I’ve been watching Once again (possibly the sweetest, saccharine-free film ever) which in turn has got me to put down my knitting needles and pick up the guitar, whilst re-programming my iPod to a playlist of folky singer-songwriters.
Knitting wise, I’ve just finished the Chunky Lacy Throw, but need to wait for daylight for some decent pictures. I’m onto the final button band for the Martha cardigan so again there’ll be pictures once it’s in shape. And the two remaining Christmas presents are making slow but steady progress. Of course today was the perfect weather for both of them if only they’d been ready, but they’ll just have to wait their turn for now. I’m alternating them with other, smaller things to stop myself going crazy but I’m hoping for a full-on attack this weekend (an evening’s babysitting will be put to good use).
So, rather than the knits, today I thought I’d share a brief playlist of tunes that I’ve been playing over and over lately. An excellent New Year’s detox for the festive over-indulgence of Slade, Cliff Richard and Alexandra bloody Burke.
Bon Iver is the ultimate soundtrack for this kind of weather. Recording most of his album For Emma, Forever Ago in a cabin in Wisconsin in the depths of winter, this is music that seems to be drifting to you through a snowstorm. If the thought of a bloke with a guitar angsting in a wooden shed fills you with horror, be brave and give it a chance. It’s way better than the stereotype. Have a listen of Skinny Love. My personal album of 2008.

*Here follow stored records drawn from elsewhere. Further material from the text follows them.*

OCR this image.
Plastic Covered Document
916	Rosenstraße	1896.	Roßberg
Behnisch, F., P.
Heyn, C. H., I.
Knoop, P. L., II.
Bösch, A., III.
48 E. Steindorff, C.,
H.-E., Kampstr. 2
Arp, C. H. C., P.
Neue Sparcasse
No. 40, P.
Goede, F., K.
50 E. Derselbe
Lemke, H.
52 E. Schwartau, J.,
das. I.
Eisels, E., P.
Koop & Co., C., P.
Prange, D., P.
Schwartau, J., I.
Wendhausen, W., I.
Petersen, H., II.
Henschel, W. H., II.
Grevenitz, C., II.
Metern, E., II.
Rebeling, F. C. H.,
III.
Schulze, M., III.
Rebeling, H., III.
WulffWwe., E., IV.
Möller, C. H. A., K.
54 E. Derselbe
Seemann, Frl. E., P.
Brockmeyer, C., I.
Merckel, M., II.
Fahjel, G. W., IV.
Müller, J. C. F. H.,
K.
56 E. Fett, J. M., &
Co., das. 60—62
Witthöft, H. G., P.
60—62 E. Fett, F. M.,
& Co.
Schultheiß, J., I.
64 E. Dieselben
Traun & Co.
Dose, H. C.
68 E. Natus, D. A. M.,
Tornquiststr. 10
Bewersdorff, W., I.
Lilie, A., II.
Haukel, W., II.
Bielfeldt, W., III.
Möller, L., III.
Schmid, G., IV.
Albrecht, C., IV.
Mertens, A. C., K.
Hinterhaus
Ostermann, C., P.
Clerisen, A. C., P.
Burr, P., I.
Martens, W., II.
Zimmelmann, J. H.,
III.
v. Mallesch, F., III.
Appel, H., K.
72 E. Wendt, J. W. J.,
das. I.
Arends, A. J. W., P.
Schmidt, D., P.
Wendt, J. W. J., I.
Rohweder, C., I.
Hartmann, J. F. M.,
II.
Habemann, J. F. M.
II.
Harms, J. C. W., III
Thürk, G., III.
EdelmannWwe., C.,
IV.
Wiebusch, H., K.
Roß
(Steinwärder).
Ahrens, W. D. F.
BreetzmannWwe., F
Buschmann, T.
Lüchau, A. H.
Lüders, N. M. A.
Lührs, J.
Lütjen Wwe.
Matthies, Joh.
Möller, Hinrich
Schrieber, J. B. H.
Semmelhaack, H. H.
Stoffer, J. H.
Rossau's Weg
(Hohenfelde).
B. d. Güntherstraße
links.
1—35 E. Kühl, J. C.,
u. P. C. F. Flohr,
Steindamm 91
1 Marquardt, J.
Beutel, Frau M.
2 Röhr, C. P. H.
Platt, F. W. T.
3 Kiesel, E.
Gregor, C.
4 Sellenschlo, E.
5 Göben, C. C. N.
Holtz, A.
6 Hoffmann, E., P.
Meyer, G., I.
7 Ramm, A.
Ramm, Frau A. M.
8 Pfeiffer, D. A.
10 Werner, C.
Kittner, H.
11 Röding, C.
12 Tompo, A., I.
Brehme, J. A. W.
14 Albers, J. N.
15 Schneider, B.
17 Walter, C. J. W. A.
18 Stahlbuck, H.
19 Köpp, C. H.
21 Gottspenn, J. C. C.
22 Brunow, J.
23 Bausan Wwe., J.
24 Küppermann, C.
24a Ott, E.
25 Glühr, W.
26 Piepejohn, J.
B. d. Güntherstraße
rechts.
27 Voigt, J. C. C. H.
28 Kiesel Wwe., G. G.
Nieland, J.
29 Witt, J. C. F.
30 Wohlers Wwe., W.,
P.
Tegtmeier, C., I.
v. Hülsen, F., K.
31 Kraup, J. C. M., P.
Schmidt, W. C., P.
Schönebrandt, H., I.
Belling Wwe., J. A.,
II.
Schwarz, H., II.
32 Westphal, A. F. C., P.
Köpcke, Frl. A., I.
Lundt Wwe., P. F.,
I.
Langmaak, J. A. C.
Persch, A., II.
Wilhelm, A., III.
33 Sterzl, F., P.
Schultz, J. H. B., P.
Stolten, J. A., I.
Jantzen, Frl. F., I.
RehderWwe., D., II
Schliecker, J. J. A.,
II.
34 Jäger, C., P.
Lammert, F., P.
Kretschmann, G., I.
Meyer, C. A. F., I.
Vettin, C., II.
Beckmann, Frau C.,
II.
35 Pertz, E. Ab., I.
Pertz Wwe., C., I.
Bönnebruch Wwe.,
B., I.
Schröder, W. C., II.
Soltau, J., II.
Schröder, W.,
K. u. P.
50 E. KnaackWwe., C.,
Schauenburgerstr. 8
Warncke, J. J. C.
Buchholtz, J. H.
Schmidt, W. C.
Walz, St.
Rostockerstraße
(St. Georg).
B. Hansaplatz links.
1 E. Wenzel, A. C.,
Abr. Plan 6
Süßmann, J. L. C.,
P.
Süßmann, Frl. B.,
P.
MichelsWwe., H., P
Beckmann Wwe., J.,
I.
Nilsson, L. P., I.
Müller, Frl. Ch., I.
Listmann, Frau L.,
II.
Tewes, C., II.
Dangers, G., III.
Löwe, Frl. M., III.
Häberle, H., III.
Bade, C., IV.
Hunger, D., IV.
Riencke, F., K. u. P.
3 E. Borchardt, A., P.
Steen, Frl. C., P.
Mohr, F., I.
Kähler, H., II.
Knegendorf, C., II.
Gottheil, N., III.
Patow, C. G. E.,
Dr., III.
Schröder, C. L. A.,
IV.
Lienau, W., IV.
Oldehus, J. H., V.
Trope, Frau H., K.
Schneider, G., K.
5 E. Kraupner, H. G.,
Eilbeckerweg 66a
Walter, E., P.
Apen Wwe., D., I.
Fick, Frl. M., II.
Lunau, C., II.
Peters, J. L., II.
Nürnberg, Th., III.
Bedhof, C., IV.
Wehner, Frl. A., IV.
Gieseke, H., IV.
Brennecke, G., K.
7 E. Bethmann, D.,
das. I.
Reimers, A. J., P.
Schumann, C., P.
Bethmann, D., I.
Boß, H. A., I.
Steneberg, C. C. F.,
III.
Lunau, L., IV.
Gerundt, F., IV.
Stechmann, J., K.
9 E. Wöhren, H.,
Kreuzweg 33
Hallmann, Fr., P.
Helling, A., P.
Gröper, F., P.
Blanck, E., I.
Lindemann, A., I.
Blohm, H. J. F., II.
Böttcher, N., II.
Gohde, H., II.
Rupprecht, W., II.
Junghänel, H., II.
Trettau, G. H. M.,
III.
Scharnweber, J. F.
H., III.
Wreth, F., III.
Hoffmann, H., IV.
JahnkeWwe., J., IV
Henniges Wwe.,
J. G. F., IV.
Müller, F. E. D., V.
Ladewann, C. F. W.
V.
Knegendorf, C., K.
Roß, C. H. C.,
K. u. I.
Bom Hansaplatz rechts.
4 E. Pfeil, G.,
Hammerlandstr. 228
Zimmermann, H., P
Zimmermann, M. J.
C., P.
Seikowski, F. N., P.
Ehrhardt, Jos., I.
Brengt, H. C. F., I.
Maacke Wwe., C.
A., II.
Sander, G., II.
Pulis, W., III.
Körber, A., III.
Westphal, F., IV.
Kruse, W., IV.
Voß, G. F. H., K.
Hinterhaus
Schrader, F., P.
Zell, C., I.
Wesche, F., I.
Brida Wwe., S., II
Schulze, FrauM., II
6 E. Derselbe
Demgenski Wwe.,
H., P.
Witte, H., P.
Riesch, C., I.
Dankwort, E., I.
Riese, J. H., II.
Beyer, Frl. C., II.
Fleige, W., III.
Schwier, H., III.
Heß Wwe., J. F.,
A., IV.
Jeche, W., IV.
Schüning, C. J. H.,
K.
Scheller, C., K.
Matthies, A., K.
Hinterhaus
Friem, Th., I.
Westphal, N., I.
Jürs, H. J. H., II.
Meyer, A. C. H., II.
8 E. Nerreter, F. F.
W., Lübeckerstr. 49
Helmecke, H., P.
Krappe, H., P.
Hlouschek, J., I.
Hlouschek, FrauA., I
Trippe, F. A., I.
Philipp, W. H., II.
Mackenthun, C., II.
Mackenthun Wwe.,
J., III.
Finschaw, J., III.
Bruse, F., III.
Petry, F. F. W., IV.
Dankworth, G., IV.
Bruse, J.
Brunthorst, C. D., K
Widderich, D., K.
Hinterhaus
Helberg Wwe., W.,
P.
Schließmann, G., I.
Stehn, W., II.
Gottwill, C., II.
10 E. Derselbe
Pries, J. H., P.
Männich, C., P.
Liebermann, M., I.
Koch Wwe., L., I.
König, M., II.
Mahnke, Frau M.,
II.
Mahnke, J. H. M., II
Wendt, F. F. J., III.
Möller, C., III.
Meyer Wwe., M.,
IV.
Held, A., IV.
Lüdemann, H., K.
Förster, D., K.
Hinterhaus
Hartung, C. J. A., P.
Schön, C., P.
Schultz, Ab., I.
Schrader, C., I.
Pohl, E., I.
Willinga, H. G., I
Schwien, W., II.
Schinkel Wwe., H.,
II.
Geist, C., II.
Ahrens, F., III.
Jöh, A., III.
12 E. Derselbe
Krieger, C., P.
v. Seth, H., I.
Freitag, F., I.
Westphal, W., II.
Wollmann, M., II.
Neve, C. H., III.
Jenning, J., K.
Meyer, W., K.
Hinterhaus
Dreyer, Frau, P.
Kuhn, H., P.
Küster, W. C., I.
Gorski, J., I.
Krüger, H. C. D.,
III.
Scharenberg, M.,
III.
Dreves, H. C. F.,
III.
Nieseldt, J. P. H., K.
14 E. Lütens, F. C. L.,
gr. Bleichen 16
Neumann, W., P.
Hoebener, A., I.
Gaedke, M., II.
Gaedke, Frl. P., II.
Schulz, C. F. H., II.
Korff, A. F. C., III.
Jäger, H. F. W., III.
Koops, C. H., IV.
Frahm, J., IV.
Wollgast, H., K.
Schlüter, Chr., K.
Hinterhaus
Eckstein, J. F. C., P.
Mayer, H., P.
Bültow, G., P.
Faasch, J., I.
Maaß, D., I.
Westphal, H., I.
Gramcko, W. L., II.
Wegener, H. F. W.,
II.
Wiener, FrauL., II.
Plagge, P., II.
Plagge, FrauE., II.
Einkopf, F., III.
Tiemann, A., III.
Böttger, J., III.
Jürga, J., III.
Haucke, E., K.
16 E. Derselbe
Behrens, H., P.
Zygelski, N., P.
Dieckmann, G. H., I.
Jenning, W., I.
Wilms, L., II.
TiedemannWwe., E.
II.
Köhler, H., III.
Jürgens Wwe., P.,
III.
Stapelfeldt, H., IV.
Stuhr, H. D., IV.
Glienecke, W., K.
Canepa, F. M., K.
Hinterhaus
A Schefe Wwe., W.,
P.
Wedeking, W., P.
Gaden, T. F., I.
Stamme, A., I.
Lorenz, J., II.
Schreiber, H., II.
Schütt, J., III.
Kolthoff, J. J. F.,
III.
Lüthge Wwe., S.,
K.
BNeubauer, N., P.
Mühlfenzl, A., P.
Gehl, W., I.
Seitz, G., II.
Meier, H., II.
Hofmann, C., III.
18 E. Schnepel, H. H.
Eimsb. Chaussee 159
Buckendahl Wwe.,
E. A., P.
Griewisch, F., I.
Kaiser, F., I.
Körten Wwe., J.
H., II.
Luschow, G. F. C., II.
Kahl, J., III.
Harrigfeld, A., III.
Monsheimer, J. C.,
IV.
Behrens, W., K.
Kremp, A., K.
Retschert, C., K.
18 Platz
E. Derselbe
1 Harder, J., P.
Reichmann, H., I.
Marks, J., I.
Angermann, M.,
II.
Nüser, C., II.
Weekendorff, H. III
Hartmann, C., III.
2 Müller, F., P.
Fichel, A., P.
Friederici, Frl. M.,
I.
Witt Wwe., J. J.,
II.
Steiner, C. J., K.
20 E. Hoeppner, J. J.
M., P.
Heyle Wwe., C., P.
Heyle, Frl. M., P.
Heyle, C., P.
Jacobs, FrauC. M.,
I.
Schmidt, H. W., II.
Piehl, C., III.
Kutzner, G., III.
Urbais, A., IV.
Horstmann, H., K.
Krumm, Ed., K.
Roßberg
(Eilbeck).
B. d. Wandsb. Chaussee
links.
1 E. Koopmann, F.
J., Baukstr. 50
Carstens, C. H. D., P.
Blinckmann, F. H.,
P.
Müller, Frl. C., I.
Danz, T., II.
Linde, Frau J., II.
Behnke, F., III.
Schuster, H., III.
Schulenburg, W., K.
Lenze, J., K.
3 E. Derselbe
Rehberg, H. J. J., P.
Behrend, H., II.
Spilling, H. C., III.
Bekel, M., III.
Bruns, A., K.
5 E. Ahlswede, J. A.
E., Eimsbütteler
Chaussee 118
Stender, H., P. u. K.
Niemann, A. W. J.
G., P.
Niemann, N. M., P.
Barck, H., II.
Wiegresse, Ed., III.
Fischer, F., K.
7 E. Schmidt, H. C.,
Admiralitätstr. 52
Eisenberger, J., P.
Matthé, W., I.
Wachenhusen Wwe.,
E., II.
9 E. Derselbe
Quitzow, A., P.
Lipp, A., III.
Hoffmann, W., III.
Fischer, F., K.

Followed very closely by the precocious talent of Laura Marling, who recorded Alas, I Cannot Swim at the age of 17 and was therefore thrown out of one of her own gigs for being underage. So she played on the pavement instead, bless her. Night Terror crawled into my head and won’t budge.
The aforementioned Once, featuring the musical talents of Glen Hansard and Marketa Irglova, who won an Oscar for their efforts. Falling Slowly is the sweet love song that bagged them the statue but there are other tracks with more of a bitter bite.
I’d never heard of Seth Lakeman until I found myself at a gig of his, which turned into some kind of West Country craic by the end of the evening. Lots of fun. Again, if a man with a fiddle isn’t generally your cup of tea, you might be surprised. Watching him play Kitty Jay live is pretty impressive and I find it oddly comforting that people are writing songs about ghosts and shipwrecks and the beast of Bodmin Moor. Makes a nice change from all that post-modern ironic wit flying about.
St. Vincent is another talented lady, often to be found playing with Sufjan Stevens, whose songs vary from waltzes about the French Revolution to marriage proposals to strangers (“We’ll do what Mary and Joseph did. Without the kid”).
And finally, she may have a voice from another planet, but Joanna Newsom (and that bloke from the whiskey advert) show that if you’re not rocking out with a harp then you’re just not trying hard enough. Bridges and Balloons is probably what the Owl and the Pussycat listen to on their travels.
All the hot-tip predictions I’ve heard so far for 2009 have involved electronica/synths/the 80s for some reason, although I’m pleased a lot of them are women, after the recent glut of testosterone-loaded guitar bands. Anyone have any folksome predictions or recommendations?